US-China tariff suspension eases 'fear' in markets
VIX Index falls to pre-tariff reciprocity period with 90-day tariff suspension, as market volatility declines, experts say

ISTANBUL
The US-China 90-day tariff suspension agreement that was made in Geneva last weekend eased fears in the markets, as the VIX Index, or the fear gauge that measures market volatility, dropped to levels unseen since Washington’s sweeping tariffs were unveiled last month.
The US and China have been in a tariff war, but the two countries held high-level talks in Switzerland to decide on lowering the levies.
The US will reduce its tariffs on Chinese goods from 145% to 30% and China will decrease its tariffs on US goods from 125% to 10%, according to the agreement.
US President Donald Trump said at a news conference that a new chapter was opened with China and that China will suspend and lift all non-monetary barriers.
The VIX, which shows fluctuations in the S&P 500, fell 17% to 18.2, reaching levels of the pre-tariff reciprocity period, or before April 2, the so-called Liberation Day.
The VIX Index tested its highest since March 2020 at 65.73 due to recession concerns led by labor statistics released in August 2024. The index’s highest rate was seen in the global economic crisis in September 2008 at 89.5.
The index climbed to 60.13 in April due to the effects of the tariffs and US negotiations with major trade partners.
Zafer Ergezen, a futures and commodity markets expert, told Anadolu that the US and China eased some of the global uncertainties, which pulled down the VIX Index, and the main reasons for the recent market volatility was concerns about slowing global trade, led by the tariff war, which was reflected in gold prices reaching records week after week.
Ergezen said that the risk perception drastically rose in the uncertain atmosphere, but the recent tariff agreement eased some of the uncertainties.

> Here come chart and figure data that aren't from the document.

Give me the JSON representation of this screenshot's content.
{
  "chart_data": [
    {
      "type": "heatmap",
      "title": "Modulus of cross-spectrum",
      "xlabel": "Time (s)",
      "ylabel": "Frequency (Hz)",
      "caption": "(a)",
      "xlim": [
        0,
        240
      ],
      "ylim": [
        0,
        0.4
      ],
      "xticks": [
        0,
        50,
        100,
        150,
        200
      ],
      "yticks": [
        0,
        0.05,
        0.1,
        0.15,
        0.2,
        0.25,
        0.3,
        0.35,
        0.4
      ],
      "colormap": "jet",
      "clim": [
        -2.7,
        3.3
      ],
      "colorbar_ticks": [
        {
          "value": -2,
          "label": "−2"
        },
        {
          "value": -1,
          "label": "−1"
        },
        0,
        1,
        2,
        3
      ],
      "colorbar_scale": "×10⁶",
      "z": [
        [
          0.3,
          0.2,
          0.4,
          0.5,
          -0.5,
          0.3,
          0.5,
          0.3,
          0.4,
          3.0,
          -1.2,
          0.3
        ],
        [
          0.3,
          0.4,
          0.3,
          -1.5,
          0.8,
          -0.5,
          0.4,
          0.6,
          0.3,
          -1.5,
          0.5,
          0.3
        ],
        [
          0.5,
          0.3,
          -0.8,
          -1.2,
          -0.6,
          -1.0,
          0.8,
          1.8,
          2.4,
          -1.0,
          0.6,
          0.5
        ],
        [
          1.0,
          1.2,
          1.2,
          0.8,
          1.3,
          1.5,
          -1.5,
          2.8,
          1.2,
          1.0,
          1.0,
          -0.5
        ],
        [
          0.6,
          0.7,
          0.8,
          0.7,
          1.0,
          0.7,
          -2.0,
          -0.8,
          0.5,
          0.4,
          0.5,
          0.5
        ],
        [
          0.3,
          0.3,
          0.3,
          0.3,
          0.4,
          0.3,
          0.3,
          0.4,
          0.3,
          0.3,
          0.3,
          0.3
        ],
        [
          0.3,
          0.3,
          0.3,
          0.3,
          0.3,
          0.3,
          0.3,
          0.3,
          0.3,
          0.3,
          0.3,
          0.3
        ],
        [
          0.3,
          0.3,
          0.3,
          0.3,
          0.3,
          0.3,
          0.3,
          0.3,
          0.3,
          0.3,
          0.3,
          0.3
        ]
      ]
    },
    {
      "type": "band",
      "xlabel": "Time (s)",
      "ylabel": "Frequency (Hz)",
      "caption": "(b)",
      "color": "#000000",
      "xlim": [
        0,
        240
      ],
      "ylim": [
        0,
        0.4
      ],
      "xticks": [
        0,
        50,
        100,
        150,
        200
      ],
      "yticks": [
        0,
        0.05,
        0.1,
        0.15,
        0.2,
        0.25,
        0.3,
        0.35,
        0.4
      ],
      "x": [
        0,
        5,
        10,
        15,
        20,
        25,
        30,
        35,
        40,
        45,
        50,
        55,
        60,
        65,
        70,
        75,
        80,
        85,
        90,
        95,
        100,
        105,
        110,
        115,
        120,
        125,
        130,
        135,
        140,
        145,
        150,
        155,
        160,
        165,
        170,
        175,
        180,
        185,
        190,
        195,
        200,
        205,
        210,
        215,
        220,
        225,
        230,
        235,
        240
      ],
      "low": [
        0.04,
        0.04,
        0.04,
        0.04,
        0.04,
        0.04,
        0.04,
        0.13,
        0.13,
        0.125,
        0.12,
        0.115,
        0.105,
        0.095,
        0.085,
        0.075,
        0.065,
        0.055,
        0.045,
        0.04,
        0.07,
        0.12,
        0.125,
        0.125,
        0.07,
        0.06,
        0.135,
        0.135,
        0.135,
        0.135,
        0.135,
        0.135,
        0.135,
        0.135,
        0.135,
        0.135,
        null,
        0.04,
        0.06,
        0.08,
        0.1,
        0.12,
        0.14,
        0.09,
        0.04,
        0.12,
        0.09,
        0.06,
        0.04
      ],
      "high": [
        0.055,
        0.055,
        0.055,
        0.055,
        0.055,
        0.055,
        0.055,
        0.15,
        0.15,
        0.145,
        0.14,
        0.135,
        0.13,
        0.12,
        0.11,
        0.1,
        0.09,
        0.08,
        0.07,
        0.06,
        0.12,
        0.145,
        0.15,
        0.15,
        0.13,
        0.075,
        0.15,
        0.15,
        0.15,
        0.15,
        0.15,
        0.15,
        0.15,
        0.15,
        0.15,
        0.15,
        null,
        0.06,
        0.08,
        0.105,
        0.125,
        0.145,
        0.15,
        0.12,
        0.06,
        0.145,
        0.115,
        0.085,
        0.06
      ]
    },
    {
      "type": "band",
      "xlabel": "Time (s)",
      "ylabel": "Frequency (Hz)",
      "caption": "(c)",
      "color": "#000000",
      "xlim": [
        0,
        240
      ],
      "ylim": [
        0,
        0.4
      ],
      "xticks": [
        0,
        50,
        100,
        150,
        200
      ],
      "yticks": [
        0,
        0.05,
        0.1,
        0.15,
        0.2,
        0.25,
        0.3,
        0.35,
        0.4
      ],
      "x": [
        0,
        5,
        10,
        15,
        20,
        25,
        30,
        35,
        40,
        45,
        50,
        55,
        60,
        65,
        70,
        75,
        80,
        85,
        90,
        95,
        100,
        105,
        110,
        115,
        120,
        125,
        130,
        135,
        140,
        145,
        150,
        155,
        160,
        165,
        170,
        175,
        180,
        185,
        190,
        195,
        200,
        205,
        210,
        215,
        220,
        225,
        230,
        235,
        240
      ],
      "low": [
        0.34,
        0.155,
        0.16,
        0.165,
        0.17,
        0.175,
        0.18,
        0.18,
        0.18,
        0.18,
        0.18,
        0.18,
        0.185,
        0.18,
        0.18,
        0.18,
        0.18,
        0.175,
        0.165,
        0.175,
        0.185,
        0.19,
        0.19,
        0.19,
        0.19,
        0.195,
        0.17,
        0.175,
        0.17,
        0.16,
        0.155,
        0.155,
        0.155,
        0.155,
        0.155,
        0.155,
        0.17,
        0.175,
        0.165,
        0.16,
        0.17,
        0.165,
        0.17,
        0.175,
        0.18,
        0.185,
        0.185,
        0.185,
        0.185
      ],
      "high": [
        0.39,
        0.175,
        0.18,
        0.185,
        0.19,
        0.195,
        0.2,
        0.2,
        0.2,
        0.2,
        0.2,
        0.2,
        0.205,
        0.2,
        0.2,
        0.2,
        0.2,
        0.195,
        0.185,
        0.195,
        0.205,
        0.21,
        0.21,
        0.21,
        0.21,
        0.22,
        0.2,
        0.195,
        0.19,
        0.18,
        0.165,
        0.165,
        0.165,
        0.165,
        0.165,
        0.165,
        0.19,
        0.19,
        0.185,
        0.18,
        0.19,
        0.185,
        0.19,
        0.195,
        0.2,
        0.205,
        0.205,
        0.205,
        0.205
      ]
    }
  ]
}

“As the VIX declined, the US Dollar Index began to rise again and oil prices went up, while the safe-haven gold recorded significant losses with uncertainties waning,” he said.
“We have yet to see the full effect of the expectations to end the war in Ukraine, the easing of the conditions in the Middle East, and falling geopolitical risks but these have, so far, raised the optimism in the markets,” he added.
Ozgur Hatipoglu, an international market strategist, told Anadolu that the options market does not estimate more risks on the index side, namely the S&P 500.
“Some two weeks ago, the markets were in the selling mode when it came to everything related to the US but now, they have switched to the buying mode, and it seems this will go on for a while,” he said.
Hatipoglu stated that there has yet to be a clear sign of a broad rally in market breadth indicators despite the rise in the index.
“But we want to see the spread to the base keep on going for a few more days to confirm the strength of this rally–in any case, we can say the indexes are pointing up,” he added.